Do clients typically implement failover/load-balancing on multiple A records?

Typically, load balancers like Amazon's Elastic Load Balancers use a DNS record set with multiple A records to provide multiple load balancer instances which can handle traffic to requesting endpoints:

$ dig +short my-fancy-elb.us-east-1.elb.amazonaws.com
10.0.1.1
10.0.1.2

If I attempt to curl this URL in verbose mode, I notice that curl seems to round-robin attempts to the two IP addresses:

$ curl -ivs http://my-fancy-elb.us-east-1.elb.amazonaws.com | grep -i 'connected'
* Connected to my-fancy-elb.us-east-1.elb.amazonaws.com (10.0.1.1)
$ curl -ivs http://my-fancy-elb.us-east-1.elb.amazonaws.com | grep -i 'connected'
* Connected to my-fancy-elb.us-east-1.elb.amazonaws.com (10.0.1.2)

Is the fact that curl does round-robin on the A records described in the record set done by the curl binary itself or is it something that the Linux kernel does for it?

TCP exists at layer 4 and DNS exists at layer 7, so I'd imagine that individual binaries and libraries would have to implement their own load-balancing and failover: fetching the DNS record set for the given domain name and choosing a TCP address to connect to from that set.

Can I reasonably expect that programming languages, browsers, and libraries like curl will do load-balancing and failover on A records for me?


Solution 1:

The short answer is that it varies.

When multiple address records are present in the answer set, a queried DNS server normally returns them in a randomized order. The operating system will typically present the returned record set to the application in the order they were received. That said, there are options on both sides of the transaction (the nameserver and the OS) which can result in different behaviors. Usually these are not employed. As an example, a little-known file called /etc/gai.conf controls this on glibc based systems.

The Zytrax book (DNS for Rocket Scientists) has a good summary on the history of this topic, and concludes that RFC 6724 is the current standard that applications and resolver implementations should adhere to.

From here it's worth noting a choice quote from RFC 6724:

   Well-behaved applications SHOULD NOT simply use the first address
   returned from an API such as getaddrinfo() and then give up if it
   fails.  For many applications, it is appropriate to iterate through
   the list of addresses returned from getaddrinfo() until a working
   address is found.  For other applications, it might be appropriate to
   try multiple addresses in parallel (e.g., with some small delay in
   between) and use the first one to succeed.

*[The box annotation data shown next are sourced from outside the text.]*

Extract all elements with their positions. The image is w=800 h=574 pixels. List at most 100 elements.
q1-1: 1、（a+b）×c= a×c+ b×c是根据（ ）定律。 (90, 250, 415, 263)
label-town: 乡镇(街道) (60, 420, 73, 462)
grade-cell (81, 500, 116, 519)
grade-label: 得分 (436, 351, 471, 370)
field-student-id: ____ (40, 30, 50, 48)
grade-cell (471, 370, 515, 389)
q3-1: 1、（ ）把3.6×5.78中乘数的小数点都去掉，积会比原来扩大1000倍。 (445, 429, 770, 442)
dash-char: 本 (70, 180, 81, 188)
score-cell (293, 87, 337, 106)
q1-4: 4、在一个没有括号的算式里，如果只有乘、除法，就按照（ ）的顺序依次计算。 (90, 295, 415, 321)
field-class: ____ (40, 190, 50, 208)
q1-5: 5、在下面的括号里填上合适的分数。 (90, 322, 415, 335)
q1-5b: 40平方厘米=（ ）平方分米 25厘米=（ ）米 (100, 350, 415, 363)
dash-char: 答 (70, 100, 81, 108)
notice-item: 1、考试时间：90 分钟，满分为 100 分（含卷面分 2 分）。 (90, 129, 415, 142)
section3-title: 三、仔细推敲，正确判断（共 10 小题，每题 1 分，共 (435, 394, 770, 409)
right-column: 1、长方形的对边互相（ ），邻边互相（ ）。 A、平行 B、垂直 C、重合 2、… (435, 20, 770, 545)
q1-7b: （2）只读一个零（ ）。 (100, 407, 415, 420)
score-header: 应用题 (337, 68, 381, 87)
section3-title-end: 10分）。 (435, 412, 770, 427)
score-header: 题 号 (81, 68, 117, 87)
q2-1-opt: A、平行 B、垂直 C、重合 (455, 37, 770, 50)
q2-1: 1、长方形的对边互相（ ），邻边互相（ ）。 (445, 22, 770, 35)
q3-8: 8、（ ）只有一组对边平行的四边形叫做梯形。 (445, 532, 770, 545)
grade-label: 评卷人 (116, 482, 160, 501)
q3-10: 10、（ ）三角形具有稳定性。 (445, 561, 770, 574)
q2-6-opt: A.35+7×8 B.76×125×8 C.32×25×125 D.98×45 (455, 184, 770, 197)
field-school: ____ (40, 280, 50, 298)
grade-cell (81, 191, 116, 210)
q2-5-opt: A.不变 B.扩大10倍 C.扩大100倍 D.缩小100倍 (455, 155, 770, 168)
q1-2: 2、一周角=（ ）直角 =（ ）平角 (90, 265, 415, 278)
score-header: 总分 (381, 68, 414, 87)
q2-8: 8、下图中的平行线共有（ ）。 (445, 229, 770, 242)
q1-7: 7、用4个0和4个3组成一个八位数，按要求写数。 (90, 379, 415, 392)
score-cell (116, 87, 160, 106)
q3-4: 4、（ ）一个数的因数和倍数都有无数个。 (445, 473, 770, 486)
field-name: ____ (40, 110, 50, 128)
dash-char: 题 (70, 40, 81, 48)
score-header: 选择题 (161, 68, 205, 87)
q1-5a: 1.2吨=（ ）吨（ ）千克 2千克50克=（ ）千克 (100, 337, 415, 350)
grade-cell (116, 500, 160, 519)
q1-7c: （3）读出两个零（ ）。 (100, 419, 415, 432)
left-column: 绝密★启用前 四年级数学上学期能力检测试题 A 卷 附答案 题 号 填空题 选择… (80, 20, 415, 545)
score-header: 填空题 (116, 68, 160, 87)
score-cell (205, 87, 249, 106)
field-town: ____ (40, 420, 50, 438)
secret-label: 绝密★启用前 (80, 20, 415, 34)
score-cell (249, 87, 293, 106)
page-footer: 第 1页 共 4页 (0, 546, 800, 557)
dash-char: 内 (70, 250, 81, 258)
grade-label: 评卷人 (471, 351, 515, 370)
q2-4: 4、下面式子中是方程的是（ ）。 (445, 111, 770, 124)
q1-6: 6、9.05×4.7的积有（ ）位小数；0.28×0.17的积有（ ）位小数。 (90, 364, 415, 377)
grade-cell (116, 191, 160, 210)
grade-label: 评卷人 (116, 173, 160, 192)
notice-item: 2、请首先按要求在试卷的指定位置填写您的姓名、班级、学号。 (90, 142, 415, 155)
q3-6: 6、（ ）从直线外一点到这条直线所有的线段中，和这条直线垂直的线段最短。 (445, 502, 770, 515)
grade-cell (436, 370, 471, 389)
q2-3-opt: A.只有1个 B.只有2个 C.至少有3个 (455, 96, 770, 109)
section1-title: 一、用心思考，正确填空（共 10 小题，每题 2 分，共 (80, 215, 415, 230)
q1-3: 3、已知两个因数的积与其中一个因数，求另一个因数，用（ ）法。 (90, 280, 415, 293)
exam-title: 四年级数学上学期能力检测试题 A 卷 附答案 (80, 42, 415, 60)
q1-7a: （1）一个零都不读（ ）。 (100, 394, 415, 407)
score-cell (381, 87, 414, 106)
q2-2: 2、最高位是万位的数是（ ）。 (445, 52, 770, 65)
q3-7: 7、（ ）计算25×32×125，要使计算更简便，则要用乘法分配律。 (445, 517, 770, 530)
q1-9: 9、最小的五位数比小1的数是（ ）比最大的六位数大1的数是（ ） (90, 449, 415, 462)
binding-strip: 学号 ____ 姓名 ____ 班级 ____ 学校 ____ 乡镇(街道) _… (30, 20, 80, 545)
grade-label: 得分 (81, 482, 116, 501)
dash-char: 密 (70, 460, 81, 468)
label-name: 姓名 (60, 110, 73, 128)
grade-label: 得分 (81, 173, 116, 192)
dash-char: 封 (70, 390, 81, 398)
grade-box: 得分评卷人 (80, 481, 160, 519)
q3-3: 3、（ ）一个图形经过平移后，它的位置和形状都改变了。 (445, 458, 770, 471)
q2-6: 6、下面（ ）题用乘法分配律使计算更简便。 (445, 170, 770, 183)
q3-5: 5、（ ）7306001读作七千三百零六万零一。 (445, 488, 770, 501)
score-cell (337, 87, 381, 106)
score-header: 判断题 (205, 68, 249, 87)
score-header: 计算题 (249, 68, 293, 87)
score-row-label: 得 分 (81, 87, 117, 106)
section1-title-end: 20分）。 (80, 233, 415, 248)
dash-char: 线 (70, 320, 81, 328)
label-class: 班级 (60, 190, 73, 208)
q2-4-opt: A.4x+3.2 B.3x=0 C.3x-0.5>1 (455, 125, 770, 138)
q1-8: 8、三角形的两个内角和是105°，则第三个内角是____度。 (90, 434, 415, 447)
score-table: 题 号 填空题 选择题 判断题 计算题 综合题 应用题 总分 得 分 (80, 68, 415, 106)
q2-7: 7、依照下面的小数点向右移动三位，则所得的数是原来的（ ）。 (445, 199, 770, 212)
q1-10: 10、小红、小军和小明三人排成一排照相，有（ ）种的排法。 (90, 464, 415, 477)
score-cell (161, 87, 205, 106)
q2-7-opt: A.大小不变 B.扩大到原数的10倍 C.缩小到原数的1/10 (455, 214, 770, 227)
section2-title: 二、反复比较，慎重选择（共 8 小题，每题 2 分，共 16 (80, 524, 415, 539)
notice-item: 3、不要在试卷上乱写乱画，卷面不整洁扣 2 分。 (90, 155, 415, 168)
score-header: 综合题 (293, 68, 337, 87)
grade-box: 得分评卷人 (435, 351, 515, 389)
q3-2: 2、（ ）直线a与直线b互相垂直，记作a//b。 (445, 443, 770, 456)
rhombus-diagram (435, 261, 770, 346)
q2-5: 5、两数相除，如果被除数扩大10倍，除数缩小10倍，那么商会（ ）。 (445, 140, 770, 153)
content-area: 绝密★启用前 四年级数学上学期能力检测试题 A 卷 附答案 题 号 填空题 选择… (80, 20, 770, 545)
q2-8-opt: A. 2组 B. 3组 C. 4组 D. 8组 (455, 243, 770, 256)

The standard encourages applications to not stop at the first address on failure, but it is neither a requirement nor the behavior that many casually written applications are going to implement. You should never rely solely on multiple address records for high availability unless you are certain that the greater (or at least most important) percentage of your consuming applications will play nicely. Modern browsers tend to be good about this, but remember that they are not the only consumers that you are dealing with.

(also, as @kasperd notes below, it's important to distinguish between what this buys you in HA vs. load balancing)

Solution 2:

My guess what happens is that the DNS TTL for the record is set really low and curl just needs to resolve again every time and will get another IP from the DNS server.

Neither curl nor the kernel are at all aware that this DNS level load balancing happens and you can't reasonably expect anything like that.

Solution 3:

The basic thing is DNS servers usually cycle the records in a pseudorandom fashion.

fedor@piecka:~$ dig +short @ns1.yahoo.com yahoo.com
206.190.36.45
98.138.253.109
98.139.183.24
fedor@piecka:~$ dig +short @ns1.yahoo.com yahoo.com
98.139.183.24
206.190.36.45
98.138.253.109
fedor@piecka:~$ dig +short @ns1.yahoo.com yahoo.com
98.139.183.24
98.138.253.109
206.190.36.45

In the case of curl, it has it's own DNS resolving library which respects the server presented order.

There is a story on this topic on https://daniel.haxx.se/blog/2012/01/03/getaddrinfo-with-round-robin-dns-and-happy-eyeballs/. The curl's implementation is mentioned there too.

Solution 4:

Is the fact that curl does round-robin on the A records described in the record set done by the curl binary itself or is it something that the Linux kernel does for it?

Neither. Its the DNS server which changes the IP address usually. The curl library needs to resolve the host-name to get the IP address for each request. It sends the request to the DNS server which sends back a list of IP addresses. The DNS server can also be local on the same machine for caching. Most of the DNS server rotate the IP list round-robin in every request. Thus you get a different IP in every request as the top IP of the list has changed. If you ping www.google.com from a linux machine you will likely see different address each time.

Do clients typically implement failover/load-balancing on multiple A records?

I performed a test with curl to fetch a file over http. Curl is able to retry with another IP when the first ip is not accessible (failover). So 'failover' is working with curl for http request.